Publicado pela primeira vez no Natal de 1978 pelas Edições O Jornal, este foi o primeiro livro totalmente do seu autor, que era há anos um ilustrador e cartoonista de referência.

“Livro‑testemunho da excelência a vários níveis de João Abel Manta”, esta obra representou, ao mesmo tempo, o regresso do desenhador desde o fim do Processo Revolucionário em Curso, mas também “uma afirmação artística, uma prova de resistência política e um testamento pessoal e geracional”, afirma a editora.

Acima de tudo, este livro foi um “acerto de contas definitivo com a memória de Salazar e do seu regime. Foi e continua a ser tudo isso — agora reeditado tal como existiu na sua ambiciosa primeira edição, porque é essencial que o trabalho de João Abel Manta continue vivo também nas livrarias”, acrescentou.

A edição da Tinta-da-China, que chegará às livrarias no dia 21 de abril, inclui um posfácio inédito de Pedro Piedade Marques, editor, designer gráfico e estudioso de Abel Manta.

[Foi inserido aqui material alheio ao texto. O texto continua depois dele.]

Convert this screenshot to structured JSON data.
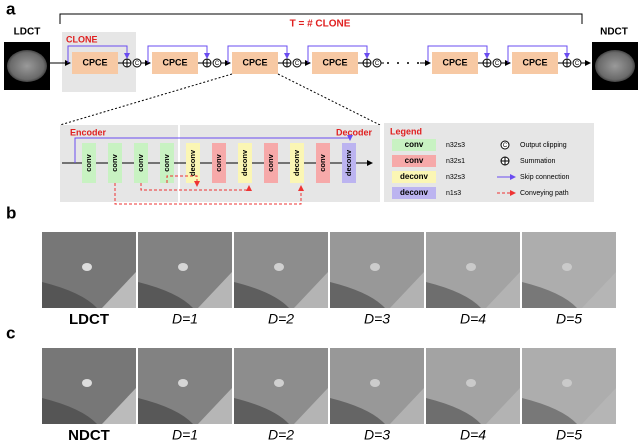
{
  "panel_a": {
    "label": "a",
    "input": "LDCT",
    "output": "NDCT",
    "iterations": "T = # CLONE",
    "clone": "CLONE",
    "modules": [
      "CPCE",
      "CPCE",
      "CPCE",
      "CPCE",
      "CPCE",
      "CPCE"
    ],
    "clip_symbol": "C",
    "encoder": "Encoder",
    "decoder": "Decoder",
    "layers": [
      {
        "label": "conv",
        "color": "#c8f2c2"
      },
      {
        "label": "conv",
        "color": "#c8f2c2"
      },
      {
        "label": "conv",
        "color": "#c8f2c2"
      },
      {
        "label": "conv",
        "color": "#c8f2c2"
      },
      {
        "label": "deconv",
        "color": "#fbf6b4"
      },
      {
        "label": "conv",
        "color": "#f6a9a9"
      },
      {
        "label": "deconv",
        "color": "#fbf6b4"
      },
      {
        "label": "conv",
        "color": "#f6a9a9"
      },
      {
        "label": "deconv",
        "color": "#fbf6b4"
      },
      {
        "label": "conv",
        "color": "#f6a9a9"
      },
      {
        "label": "deconv",
        "color": "#bcb4f0"
      }
    ],
    "legend": {
      "title": "Legend",
      "items": [
        {
          "label": "conv",
          "spec": "n32s3",
          "color": "#c8f2c2"
        },
        {
          "label": "conv",
          "spec": "n32s1",
          "color": "#f6a9a9"
        },
        {
          "label": "deconv",
          "spec": "n32s3",
          "color": "#fbf6b4"
        },
        {
          "label": "deconv",
          "spec": "n1s3",
          "color": "#bcb4f0"
        }
      ],
      "symbols": [
        "Output clipping",
        "Summation",
        "Skip connection",
        "Conveying path"
      ]
    }
  },
  "panel_b": {
    "label": "b",
    "captions": [
      "LDCT",
      "D=1",
      "D=2",
      "D=3",
      "D=4",
      "D=5"
    ]
  },
  "panel_c": {
    "label": "c",
    "captions": [
      "NDCT",
      "D=1",
      "D=2",
      "D=3",
      "D=4",
      "D=5"
    ]
  }
}
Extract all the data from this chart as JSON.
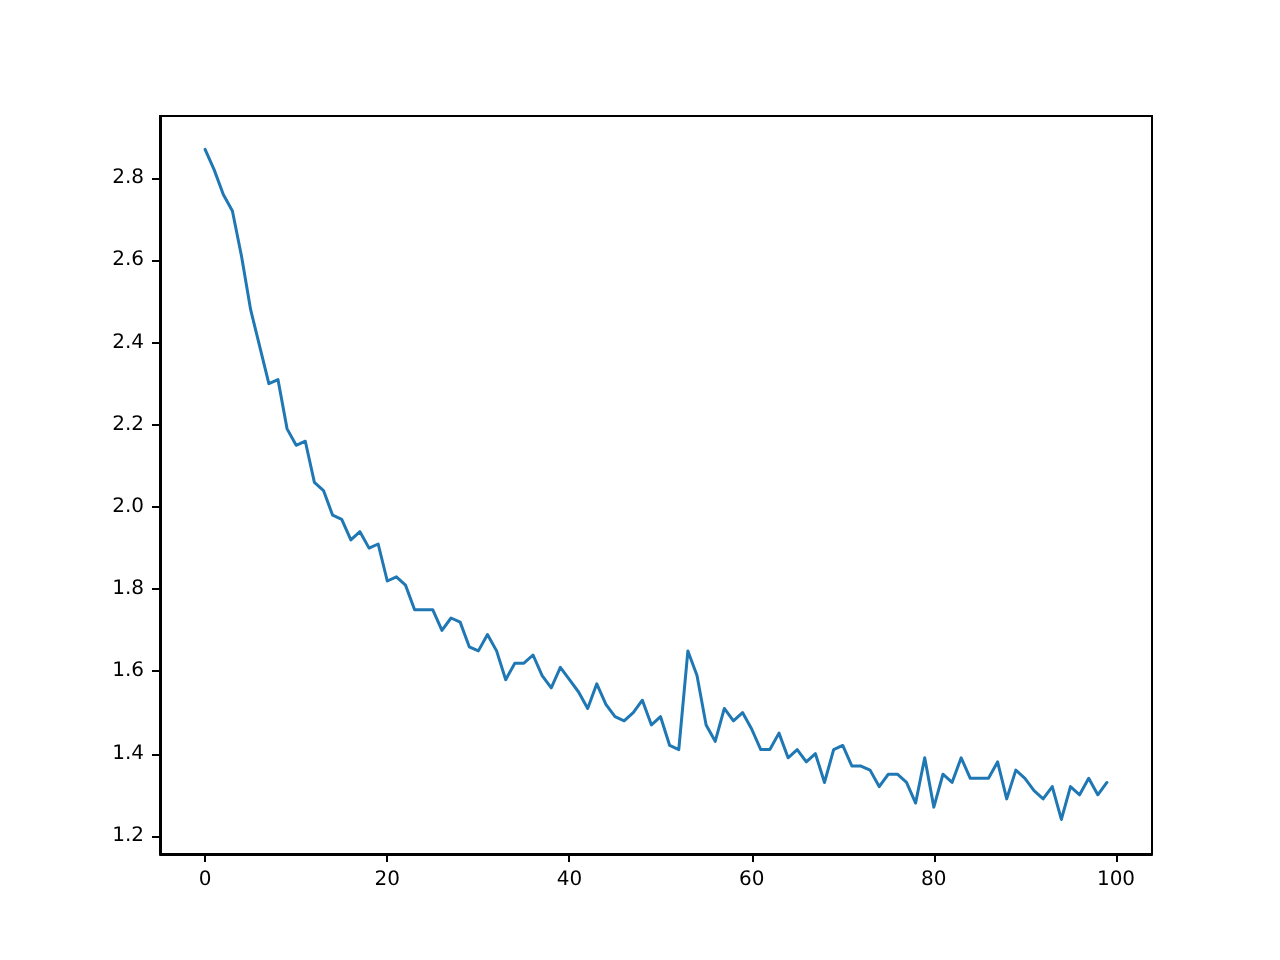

Neste livro desfilam “dezenas de patéticas, sinistras, grotescas figuras que representam os Anos de Salazar, mas também séries de figuras míticas ou históricas que o Estado Novo envolveu no seu manto de propaganda (Camões, Santo António, Nossa Senhora de Fátima), momentos definidores do regime no seu início, como a Guerra Civil de Espanha, ou, em particular, uma sequência de três séries (Detenção, Interrogatório e Segredo) em que Manta, o antigo preso político, investiu as suas próprias memórias de Caxias em 1948”, lê-se no posfácio.

“Tal como [Francisco] Goya e [George] Grosz, Manta revelou aqui uma rara capacidade de análise de um tempo e de uma geografia cultural e, sobretudo, de a transformar num objeto de pura expressão pessoal, investindo toda a sua mestria técnica”, acrescenta Pedro Piedade Marques.

João Abel Manta nasceu em Lisboa, em 1928, filho único de dois pintores (Abel Manta e Clementina Carneiro de Moura).

Estudou na Escola de Belas Artes de Lisboa, em 1945, onde comprometeu desde logo o seu desenho às suas convicções políticas de oposicionista à ditadura do Estado Novo e a Salazar: enfileirando no MUD Juvenil, oferece um desenho alusivo ao Natal de 1947, cuja reprodução e venda revertia para o apoio a membros do Movimento de Unidade Democrática (MUD) entretanto presos.

O ativismo político valeu-lhe a prisão em fevereiro de 1948, com duas semanas passadas em Caxias, e uma ficha nos arquivos da PIDE, a polícia política da ditadura.

Formou-se brilhantemente como arquiteto nas Belas-Artes e teve uma importante atividade no domínio da arquitetura a partir do início da década de 1950, que abandonaria progressivamente em favor das artes plásticas, destacando-se como o maior cartoonista português e um dos melhores ilustradores portugueses das décadas de 1960 e 1970.

Nos anos anteriores e posteriores ao 25 de Abril de 1974, publicou regularmente, em jornais de grande tiragem (tais como Diário de Lisboa, Diário de Notícias, O Jornal ou Jornal de Letras, tendo sido o primeiro diretor de arte deste último).

Desenvolveu também trabalhos relacionados (criticamente) com a situação político-social portuguesa e tem dois álbuns editados: “Cartoons, 1969-1975” (1975) e “Caricaturas Portuguesas dos Anos de Salazar”.

"Dinossauro Excelentíssimo", obra satírica de José Cardoso Pires sobre a vida de Salazar e a ditadura do Estado Novo, que chegou à Assembleia Nacional do antigo regime, numa polémica que opôs deputados do partido único e da chamada Ala Liberal, surgiu, desde a primeira edição, em 1972, indissociável da capa e das quase duas dezenas de ilustrações de João Abel Manta, com a sua crítica ao "imperador que veio realmente do nada" e à situação então vivida no "Reino do Mexilhão".